The primary objective is to analyze the effect of these high-lift devices on the lift-to-drag ratio (Cl/Cd) of the airfoil at a freestream velocity of 76.9175 m/s when the angle of attack is 8.53 degrees. This research aims to quantify the improvements in aerodynamic efficiency achieved through the strategic implementation of slats and flaps, providing valuable insights for aircraft designers and aerodynamicists. The CFD simulations were conducted using ANSYS Fluent software. The geometry was designed in ANSYS Design Modeler and meshed using ANSYS Meshing software, resulting in a high-fidelity mesh of approximately 5 million elements for each case.


The density-based solver is employed to account for compressibility effects at the given freestream velocity.

A steady-state solution approach was adopted for all three configurations, with the angle of attack set at 8.53 degrees to simulate realistic flight conditions.

The simulations were performed using the Spalart-Allmaras turbulence model, which is suitable for external aerodynamics.


The CFD simulations reveal significant changes in the airfoil’s aerodynamic performance across the three configurations:

In the case of Clean Airfoil, Cd: 0.52486743, Cl: 0.720594615, Cl/Cd: 1.372907852. The velocity contour shows a typical airfoil flow pattern with acceleration over the upper surface and a small wake region at the trailing edge. The pressure contour indicates a classic pressure distribution with lower pressure on the upper surface, contributing to lift generation.

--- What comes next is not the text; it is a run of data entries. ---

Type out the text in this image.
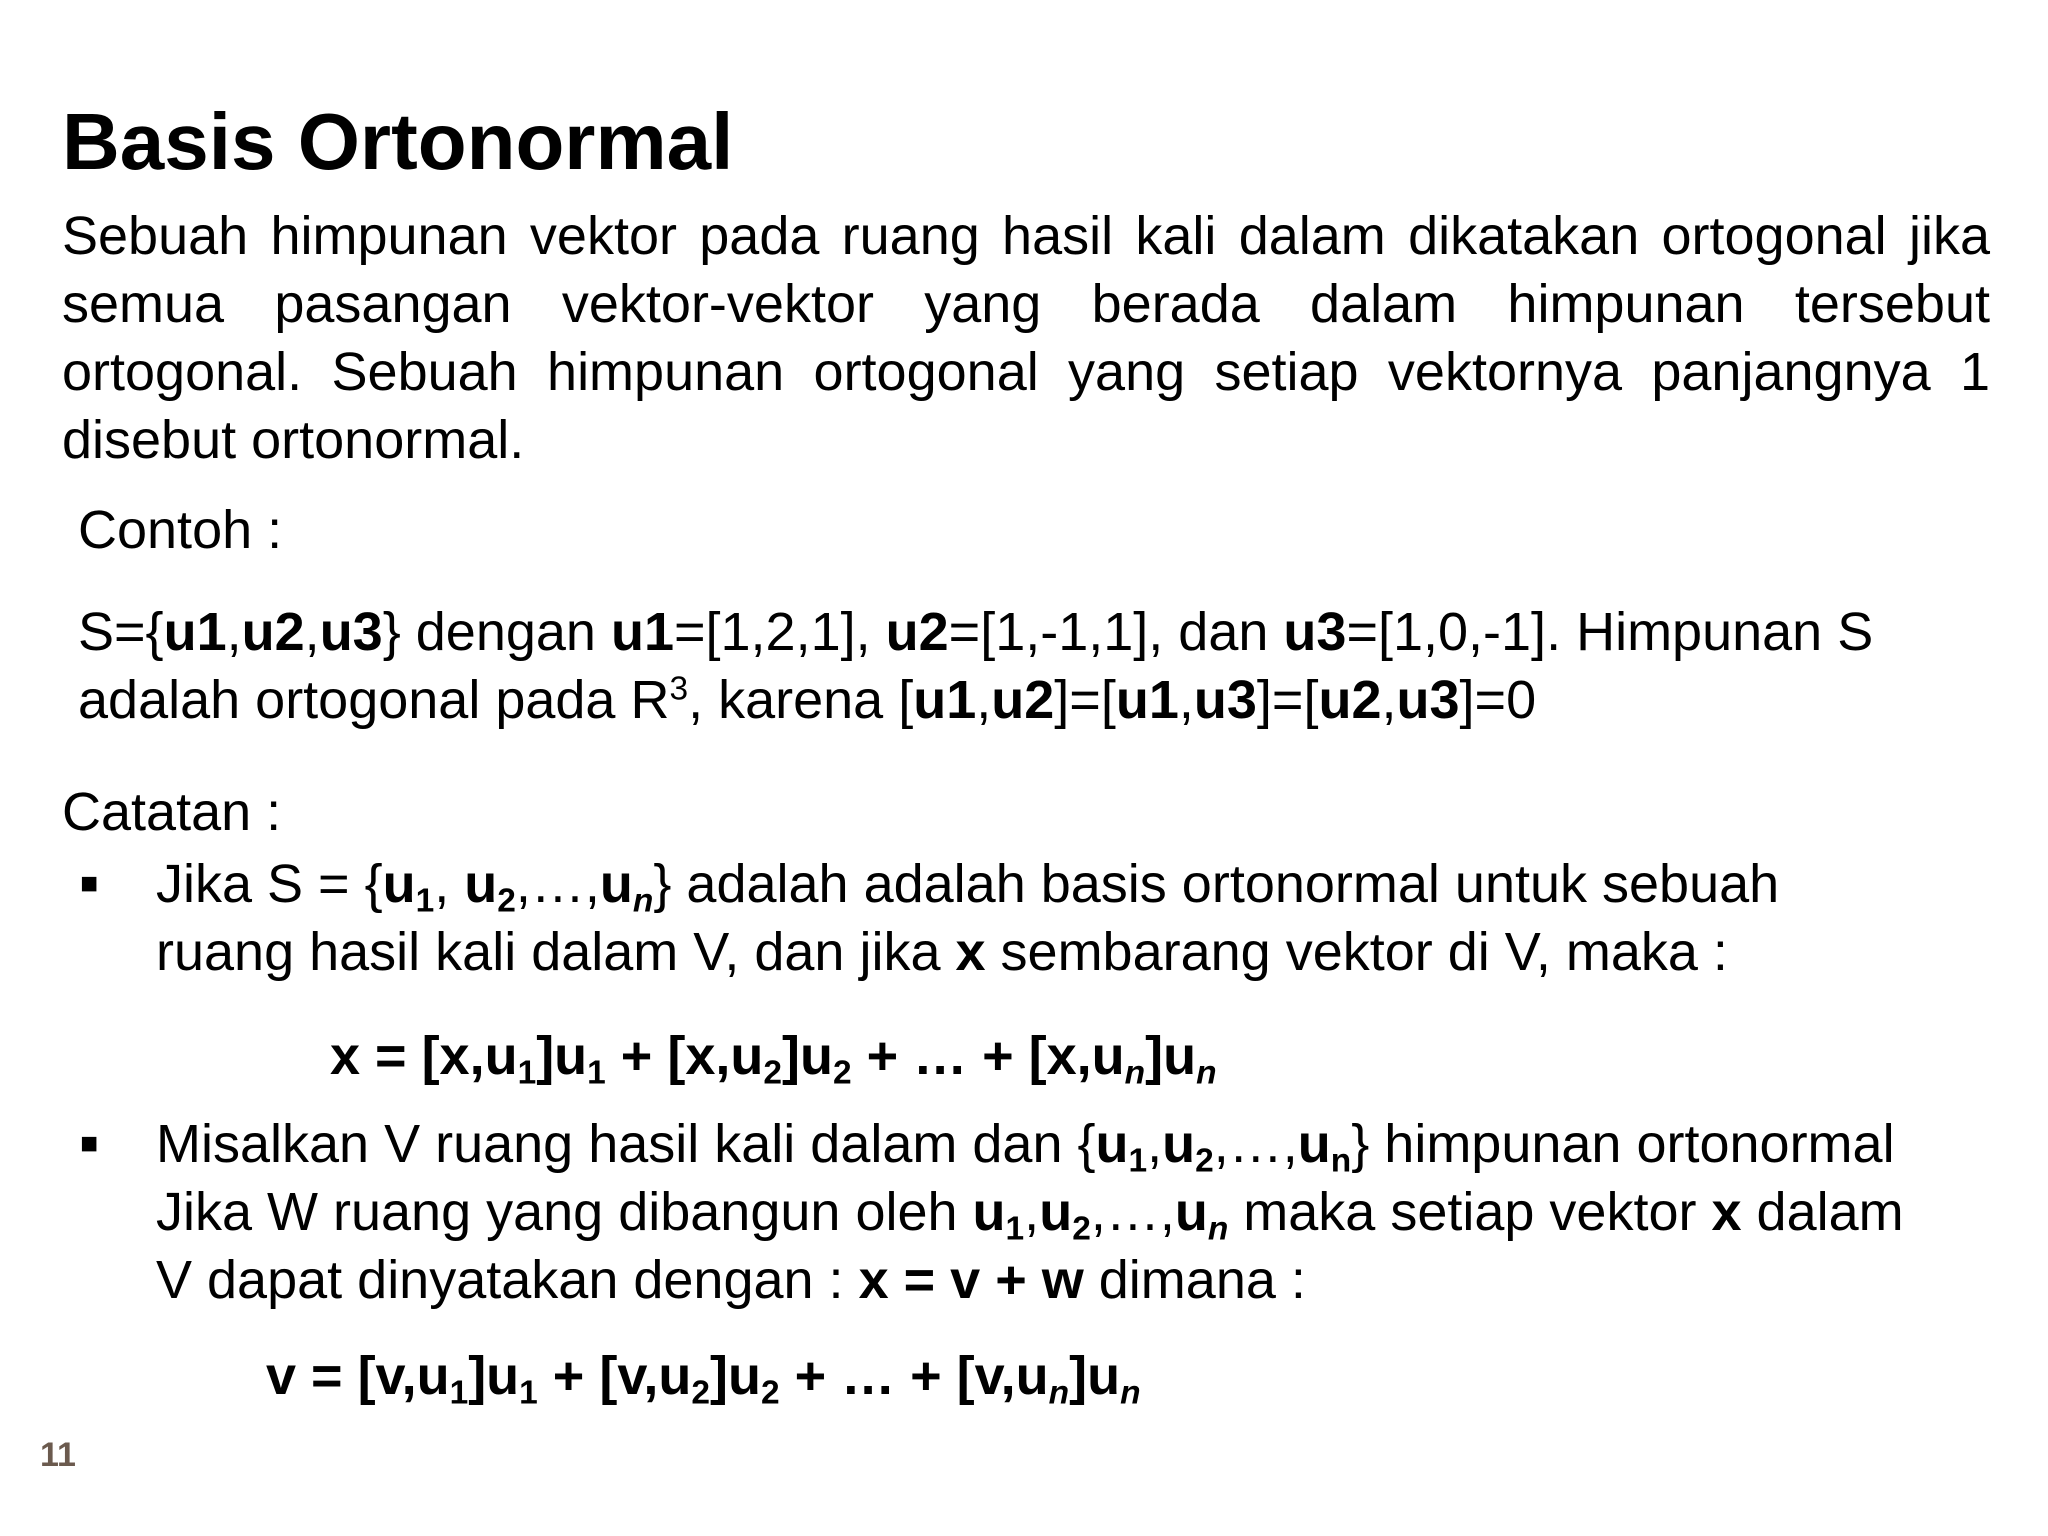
Basis Ortonormal

Sebuah himpunan vektor pada ruang hasil kali dalam dikatakan ortogonal jika semua pasangan vektor-vektor yang berada dalam himpunan tersebut ortogonal. Sebuah himpunan ortogonal yang setiap vektornya panjangnya 1 disebut ortonormal.

Contoh :
S={u1,u2,u3} dengan u1=[1,2,1], u2=[1,-1,1], dan u3=[1,0,-1]. Himpunan S
adalah ortogonal pada $R^3$, karena [u1,u2]=[u1,u3]=[u2,u3]=0
Catatan :
■ Jika $S = \{u_1$, $u_2,\dots,u_n$} adalah adalah basis ortonormal untuk sebuah
ruang hasil kali dalam V, dan jika x sembarang vektor di V, maka :
$x = [x,u_1]u_1 + [x,u_2]u_2$ + … + $[x,u_n]u_n$
■ Misalkan V ruang hasil kali dalam dan $\{u_1,u_2,\dots,u_n\}$ himpunan ortonormal
Jika W ruang yang dibangun oleh $u_1,u_2,\dots,u_n$ maka setiap vektor x dalam
V dapat dinyatakan dengan : x = v + w dimana :
$v = [v,u_1]u_1 + [v,u_2]u_2$ + … + $[v,u_n]u_n$
11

For the Airfoil with Slat (5° angle): Cd: 0.492208478, Cl: 0.690817524, Cl/Cd: 1.403505941. The addition of the slat creates a slot between the slat and the main airfoil body. This slot accelerates the flow, energizing the boundary layer over the main airfoil. This effect delays flow separation, allowing the airfoil to operate at higher angles of attack. The slight increase in Cl/Cd ratio demonstrates the slat’s effectiveness in improving overall aerodynamic efficiency.

Finally, regarding the Airfoil with Slat and Flap: Cd: 0.295331857, Cl: 0.982996024, Cl/Cd: 3.328445608. The most dramatic improvement is observed in this configuration. The pressure contour shows a significant increase in the pressure difference between the upper and lower surfaces, especially near the leading edge and over the flap. This increased pressure difference is the primary reason for the substantial lift increase.

Cd Cl Cl/Cd
Clear Airfoil 0.52486743 0.720594615 1.372907852
with Slat 0.492208478 0.690817524 1.403505941
with Slat & Flap 0.295331857 0.982996024 3.328445608

The slat continues to energize the flow over the main airfoil, while the flap effectively increases the camber and surface area of the airfoil. This combination not only increases lift but also significantly reduces drag, as evidenced by the lower Cd value.

The dramatic increase in the Cl/Cd ratio (from 1.37 to 3.33) underscores the synergistic effect of combining both high-lift devices. The slat manages the leading-edge flow, preventing early separation, while the flap increases the effective camber and redirects the flow downwards, augmenting lift generation.